Pumping capabilities set this rig apart from others in its water-depth class. The mud pumps can pump more than 3,100 gallons per minute (gpm), in comparison to Rowan's first series of Gorilla rigs, which pump about 1,400 gpm at 4,400 psi. The objective is to deliver the greatest volume possible in the shallow hole sections and to deliver higher pressure, up to 1,800 gpm at 7,500 psi, when the well reaches greater depth.

The opposed jacking system will also expand the rig's capabilities, allowing a greater variable load and a higher load when jacking. Total weight of the fully outfitted rig will be 21,265 kips.

Newbuild vs. upgrade

The new rig will cost less than $100 million to build. The extensive capabilities of the new design would have required upgrade costs of about $55 million to an existing jackup and would have resulted in a rig that fell short of the Scooter Yeargain's capabilities. An upgrade would not have allowed the loads that Rowan wanted to achieve or the jacking capability required under those higher loads. Furthermore, installing the necessary drilling equipment to reach the targeted depth would have been next to impossible on a converted jackup.

In-house construction

Rowan is manufacturing a lot of the components for the Tarzan-class rig in house. Lewco, which is a Rowan company, will build the 3,000 hp drawworks and the 49.5-in. rotary table in addition to the mud pumps. OEM, an electrical company recently purchased by Rowan, will build the SCR systems and many of the motors.

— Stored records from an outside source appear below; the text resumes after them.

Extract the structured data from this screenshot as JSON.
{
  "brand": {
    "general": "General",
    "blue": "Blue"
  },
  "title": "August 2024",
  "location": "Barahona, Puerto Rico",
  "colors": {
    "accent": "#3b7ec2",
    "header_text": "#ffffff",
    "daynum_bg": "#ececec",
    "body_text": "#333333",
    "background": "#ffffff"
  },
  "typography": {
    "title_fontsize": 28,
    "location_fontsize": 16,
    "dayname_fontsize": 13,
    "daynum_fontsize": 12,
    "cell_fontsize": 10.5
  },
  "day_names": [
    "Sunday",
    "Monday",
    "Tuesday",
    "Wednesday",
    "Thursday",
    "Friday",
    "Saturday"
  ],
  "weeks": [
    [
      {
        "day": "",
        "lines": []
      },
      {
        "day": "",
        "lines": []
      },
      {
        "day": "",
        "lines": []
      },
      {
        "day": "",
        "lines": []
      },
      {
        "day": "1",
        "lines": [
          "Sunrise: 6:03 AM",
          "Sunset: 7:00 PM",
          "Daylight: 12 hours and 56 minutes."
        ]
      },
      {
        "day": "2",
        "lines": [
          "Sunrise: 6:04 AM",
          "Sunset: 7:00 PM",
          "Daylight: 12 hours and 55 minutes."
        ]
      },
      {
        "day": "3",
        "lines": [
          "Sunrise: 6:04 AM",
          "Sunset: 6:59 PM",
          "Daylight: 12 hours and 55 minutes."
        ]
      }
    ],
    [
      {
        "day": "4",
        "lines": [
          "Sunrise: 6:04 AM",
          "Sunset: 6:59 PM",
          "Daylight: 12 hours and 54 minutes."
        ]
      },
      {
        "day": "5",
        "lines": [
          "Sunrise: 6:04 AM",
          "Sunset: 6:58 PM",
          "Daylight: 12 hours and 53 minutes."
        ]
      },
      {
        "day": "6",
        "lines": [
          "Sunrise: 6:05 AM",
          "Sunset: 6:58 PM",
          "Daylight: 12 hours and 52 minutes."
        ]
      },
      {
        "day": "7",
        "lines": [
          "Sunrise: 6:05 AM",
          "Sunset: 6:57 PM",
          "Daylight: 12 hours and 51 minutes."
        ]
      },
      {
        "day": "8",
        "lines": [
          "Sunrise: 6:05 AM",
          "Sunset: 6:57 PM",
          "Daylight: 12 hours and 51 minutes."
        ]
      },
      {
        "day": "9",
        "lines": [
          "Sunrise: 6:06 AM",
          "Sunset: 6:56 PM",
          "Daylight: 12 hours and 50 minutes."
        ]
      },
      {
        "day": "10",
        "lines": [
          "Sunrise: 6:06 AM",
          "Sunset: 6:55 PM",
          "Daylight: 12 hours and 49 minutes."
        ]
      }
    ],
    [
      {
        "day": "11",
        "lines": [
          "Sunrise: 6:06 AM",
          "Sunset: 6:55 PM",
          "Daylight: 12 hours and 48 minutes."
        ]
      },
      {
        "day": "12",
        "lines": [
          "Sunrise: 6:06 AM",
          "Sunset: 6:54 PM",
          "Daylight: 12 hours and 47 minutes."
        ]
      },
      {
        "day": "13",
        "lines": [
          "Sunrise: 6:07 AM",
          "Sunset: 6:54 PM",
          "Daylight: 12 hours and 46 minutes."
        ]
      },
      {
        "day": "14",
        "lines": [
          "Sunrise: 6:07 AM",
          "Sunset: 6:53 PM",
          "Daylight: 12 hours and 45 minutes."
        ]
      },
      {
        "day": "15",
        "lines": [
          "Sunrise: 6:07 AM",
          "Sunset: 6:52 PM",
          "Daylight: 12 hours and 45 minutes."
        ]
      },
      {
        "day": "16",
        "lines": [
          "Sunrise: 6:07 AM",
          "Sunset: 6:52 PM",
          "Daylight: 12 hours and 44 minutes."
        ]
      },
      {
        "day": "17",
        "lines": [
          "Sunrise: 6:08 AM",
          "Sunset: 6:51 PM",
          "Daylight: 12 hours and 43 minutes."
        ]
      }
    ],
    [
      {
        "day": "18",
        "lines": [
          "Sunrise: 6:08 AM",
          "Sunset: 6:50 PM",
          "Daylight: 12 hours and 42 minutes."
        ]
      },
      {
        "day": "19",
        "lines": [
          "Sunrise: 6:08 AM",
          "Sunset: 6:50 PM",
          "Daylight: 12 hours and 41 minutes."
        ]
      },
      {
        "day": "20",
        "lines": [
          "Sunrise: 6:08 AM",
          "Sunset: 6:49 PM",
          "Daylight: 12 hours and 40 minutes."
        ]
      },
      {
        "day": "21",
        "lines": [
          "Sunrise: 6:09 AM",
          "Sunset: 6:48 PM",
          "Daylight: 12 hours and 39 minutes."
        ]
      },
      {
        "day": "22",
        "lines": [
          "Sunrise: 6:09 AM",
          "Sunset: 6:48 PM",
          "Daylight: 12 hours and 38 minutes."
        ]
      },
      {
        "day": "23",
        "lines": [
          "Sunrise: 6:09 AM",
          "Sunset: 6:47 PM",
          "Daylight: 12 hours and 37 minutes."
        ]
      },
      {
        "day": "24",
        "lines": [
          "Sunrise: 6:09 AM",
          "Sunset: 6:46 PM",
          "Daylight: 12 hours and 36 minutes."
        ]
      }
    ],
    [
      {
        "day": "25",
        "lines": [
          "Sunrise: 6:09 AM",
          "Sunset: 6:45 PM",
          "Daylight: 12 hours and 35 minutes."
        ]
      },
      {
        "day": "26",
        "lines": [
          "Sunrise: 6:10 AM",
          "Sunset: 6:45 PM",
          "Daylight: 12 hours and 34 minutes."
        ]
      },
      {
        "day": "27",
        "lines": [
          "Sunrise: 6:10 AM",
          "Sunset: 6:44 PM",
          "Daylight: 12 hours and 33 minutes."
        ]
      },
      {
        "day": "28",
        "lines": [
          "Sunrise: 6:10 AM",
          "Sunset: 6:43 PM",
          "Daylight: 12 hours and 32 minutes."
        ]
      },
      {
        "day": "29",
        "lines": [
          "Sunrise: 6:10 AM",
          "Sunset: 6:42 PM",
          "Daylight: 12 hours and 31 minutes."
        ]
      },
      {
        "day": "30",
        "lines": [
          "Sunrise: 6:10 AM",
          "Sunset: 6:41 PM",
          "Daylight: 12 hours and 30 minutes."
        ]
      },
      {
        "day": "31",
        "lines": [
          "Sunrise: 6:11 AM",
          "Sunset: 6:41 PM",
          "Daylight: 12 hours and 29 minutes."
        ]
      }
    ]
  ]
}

By manufacturing in house, Rowan will exercise more control over cost, design, and quality assurance than it could employ if components were outsourced, Robertson said.

Design challenges

The biggest hurdle for design engineers is the size of the footprint. The Scooter Yeargain jackup has a total deck area of 26,009 sq ft, which is a limiting factor for designers who are trying to fit in equipment that will allow for capabilities comparable to those on a Gorilla-class jackup. The Gorilla-class rigs have about 42,200 sq ft of deck area. "It is a challenge to make everything fit and to provide enough room for everything to work," Robertson said. Despite that challenge, engineers are optimistic that the result will exceed expectations.